In einem winzigen Augenblick musste er feststellen, wie ihm eine riesige Wampe vor dem Hosenbund wuchs. Seine muskulösen Arme verwandelten sich im Nu in schwabbeliges, untrainiertes Fett. Seine Kleidung wurde bunter von Farben übersättigt. Er trug das Gewand eines fahrenden Händlers und konnte sich kaum eines Ansturms an Panik erwehren. Nur absolute Selbstdisziplin verhinderte, dass er den Magier aus voller Kehle anschrie.
„Keine Sorge, das ist bloß ein Trugbild und bleibt nicht von Dauer und Ihr seid nicht der Einzige, dem das widerfahren ist.“
Der Thärde schaute nach rechts und sah eine ältere, schwarzhaarige Frau mit krummem Rücken, in schmutzige Kleidung gehüllt. Seine Begleitung war mit verfilzter Frisur und schiefer Nase unter zerfurchter Stirn nicht wirklich ein schöner Anblick. Sie trug einen Korb, der über den Schultern festgebunden war, gefüllt mit Kleinkram von niederer Qualität. Jetzt waren sie genau die Reisenden, die durch Dörfer und kleine Siedlungen zogen, um Schnüre, Gürtelschnallen oder Knöpfe loszuwerden. Die Menschen, die am wenigsten Probleme bereiteten und die eine Stadtwache als notwendiges Übel ansah und meistens passieren ließ.

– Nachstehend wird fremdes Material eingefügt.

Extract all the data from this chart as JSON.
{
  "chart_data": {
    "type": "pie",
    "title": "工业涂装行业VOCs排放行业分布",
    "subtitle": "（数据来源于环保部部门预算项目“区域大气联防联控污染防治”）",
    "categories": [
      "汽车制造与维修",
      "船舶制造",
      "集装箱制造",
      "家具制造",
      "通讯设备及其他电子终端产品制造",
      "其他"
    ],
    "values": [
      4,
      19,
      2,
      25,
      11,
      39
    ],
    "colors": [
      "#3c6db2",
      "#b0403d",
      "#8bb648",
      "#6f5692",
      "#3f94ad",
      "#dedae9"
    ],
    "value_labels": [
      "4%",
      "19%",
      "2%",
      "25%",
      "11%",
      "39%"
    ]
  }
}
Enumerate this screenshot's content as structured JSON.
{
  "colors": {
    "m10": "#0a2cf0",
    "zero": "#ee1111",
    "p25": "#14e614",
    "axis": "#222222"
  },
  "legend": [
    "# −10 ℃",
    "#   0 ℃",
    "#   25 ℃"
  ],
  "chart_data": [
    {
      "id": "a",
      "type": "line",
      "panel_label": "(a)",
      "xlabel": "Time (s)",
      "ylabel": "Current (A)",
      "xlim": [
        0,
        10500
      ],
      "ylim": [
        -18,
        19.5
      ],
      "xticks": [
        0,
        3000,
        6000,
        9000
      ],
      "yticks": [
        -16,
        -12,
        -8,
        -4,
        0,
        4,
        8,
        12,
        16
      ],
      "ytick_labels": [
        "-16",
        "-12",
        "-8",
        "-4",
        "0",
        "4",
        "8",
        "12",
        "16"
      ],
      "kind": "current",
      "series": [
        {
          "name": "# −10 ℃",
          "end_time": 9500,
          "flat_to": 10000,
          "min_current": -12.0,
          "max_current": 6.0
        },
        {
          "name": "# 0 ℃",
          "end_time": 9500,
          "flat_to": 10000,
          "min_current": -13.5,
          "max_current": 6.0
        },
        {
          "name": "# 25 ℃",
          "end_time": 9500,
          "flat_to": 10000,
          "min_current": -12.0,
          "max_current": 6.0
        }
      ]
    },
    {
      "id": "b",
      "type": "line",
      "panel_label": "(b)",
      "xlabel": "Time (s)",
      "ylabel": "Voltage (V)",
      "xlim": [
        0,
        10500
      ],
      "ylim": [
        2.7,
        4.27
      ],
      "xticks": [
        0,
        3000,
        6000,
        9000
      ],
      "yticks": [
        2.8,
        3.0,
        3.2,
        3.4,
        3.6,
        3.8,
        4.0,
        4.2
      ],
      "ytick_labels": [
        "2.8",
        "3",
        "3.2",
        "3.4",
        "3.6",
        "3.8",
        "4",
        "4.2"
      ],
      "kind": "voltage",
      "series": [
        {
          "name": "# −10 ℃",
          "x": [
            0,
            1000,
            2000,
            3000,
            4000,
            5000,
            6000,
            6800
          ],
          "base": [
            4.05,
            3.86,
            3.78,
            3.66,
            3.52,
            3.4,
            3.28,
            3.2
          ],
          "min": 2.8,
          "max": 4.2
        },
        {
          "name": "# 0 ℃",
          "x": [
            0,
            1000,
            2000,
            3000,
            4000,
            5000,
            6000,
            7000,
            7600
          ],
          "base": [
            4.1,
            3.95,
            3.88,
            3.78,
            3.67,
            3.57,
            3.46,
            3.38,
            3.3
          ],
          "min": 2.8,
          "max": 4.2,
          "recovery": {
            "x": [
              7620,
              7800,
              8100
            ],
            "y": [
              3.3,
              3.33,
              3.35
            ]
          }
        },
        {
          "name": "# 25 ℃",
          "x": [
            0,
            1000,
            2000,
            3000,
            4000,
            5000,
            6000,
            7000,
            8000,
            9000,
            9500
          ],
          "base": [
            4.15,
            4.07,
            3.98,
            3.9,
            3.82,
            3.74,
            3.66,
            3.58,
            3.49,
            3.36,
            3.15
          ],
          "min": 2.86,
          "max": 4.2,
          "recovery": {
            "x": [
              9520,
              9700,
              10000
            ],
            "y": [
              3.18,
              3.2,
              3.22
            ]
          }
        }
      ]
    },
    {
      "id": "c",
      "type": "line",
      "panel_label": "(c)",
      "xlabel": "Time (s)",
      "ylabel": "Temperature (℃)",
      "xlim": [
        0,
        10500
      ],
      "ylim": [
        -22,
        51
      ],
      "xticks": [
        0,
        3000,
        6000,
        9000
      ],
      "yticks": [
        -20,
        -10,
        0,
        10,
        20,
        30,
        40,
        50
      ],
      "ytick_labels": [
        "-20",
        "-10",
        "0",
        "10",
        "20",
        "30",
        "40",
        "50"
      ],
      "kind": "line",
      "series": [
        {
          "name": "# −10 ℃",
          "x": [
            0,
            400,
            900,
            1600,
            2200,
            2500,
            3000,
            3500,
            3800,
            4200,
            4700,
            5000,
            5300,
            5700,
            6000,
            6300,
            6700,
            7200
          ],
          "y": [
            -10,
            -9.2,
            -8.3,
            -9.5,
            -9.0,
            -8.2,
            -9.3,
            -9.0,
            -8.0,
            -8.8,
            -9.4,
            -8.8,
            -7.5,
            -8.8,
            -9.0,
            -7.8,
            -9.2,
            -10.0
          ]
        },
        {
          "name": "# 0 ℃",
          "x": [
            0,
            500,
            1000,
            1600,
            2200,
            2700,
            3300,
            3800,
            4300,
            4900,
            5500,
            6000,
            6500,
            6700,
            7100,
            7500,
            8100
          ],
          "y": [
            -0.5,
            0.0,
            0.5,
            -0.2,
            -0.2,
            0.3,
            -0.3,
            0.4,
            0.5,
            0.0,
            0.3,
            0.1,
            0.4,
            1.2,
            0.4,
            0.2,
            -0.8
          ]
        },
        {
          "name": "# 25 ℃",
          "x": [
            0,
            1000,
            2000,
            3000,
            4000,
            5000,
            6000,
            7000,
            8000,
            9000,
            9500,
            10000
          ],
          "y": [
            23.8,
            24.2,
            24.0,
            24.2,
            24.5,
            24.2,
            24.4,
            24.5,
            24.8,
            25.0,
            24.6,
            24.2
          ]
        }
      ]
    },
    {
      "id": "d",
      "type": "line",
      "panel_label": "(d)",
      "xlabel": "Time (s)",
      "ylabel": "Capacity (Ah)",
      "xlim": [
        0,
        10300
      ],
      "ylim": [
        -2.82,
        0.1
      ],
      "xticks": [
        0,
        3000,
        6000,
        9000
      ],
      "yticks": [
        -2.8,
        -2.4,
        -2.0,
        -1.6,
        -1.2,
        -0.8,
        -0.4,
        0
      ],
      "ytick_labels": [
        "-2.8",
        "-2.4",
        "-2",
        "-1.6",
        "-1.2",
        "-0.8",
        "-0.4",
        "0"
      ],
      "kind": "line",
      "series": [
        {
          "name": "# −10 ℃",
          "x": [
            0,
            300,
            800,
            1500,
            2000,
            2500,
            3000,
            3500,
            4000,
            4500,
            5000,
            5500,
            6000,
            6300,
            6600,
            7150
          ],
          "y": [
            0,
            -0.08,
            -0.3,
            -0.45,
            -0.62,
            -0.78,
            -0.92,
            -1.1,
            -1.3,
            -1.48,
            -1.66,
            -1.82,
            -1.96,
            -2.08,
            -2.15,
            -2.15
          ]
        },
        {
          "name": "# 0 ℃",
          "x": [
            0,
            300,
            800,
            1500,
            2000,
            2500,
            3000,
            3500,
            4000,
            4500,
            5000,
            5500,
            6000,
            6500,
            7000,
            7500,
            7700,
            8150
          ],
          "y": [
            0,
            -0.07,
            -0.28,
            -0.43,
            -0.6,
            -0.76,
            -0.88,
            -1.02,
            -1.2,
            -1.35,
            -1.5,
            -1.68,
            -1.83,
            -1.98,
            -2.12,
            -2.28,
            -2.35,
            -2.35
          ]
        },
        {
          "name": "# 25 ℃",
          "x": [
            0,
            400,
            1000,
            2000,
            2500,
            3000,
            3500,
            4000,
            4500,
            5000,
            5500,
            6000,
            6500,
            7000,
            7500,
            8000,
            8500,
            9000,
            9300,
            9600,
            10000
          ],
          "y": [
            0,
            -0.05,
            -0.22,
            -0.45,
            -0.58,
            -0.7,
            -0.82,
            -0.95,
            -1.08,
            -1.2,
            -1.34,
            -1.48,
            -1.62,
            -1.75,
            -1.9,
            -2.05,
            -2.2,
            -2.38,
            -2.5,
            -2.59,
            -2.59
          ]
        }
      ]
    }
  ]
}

Und auch ohne viel Mühe davonjagte.
„Ihr müsst zugeben, hätte ich Euch schöner aussehen lassen, wärt Ihr zu auffällig für die silberne Garde und wir dürften uns einem Verhör stellen. So aber werden sie uns bestimmt unbeschadet Einlass gewähren.“
„Ihr glaubt gar nicht, wie sehr ich Euch hasse.“
Er starrte dem Magier direkt in sein unverändertes Ebenbild und war leider dazu gezwungen anzuerkennen, dass der Plan der beste war, den sie momentan hatten. Und Etaila musste das Land verlassen. Wenn er von Coldwyn auch nicht viel hielt, unterstützte er ihn doch dabei, die Frau zum Reifopass zu führen.
„Oh doch, ich kann mir gut vorstellen, wie sehr Ihr mich verachtet. Ich habe den Ruf eines Trunkenbolds und Frauenhelden und es gefällt Euch nicht, dass so jemand in Notzeiten Verantwortung trägt. Aber nun muss es so sein.“
„Vorerst Coldwyn, nur für eine gewisse Zeit“, sagte Tregardis nicht sonderlich überzeugt von dem, was er erzählte. Und sie schritten weiter den Abhang hinab, während der Thärde sich erst mal an die auffällige magische Aura gewöhnen musste. Er konnte kaum das Gleichgewicht halten und ging in Schlangenlinien hin und her wankend den Pass entlang.
Coldwyn unterdrückte mit viel Mühe ein böses Lachen.
Doch als der beleibte Thärde ins Wanken geriet, stolperte und ungebremst in eine Pfütze fiel, prustete ein warmes Gelächter nur so aus ihm heraus.
Das dauerte so lange, bis ihn ein dickliches Gesicht, ihm zugewandt, böse ermahnte, damit aufzuhören.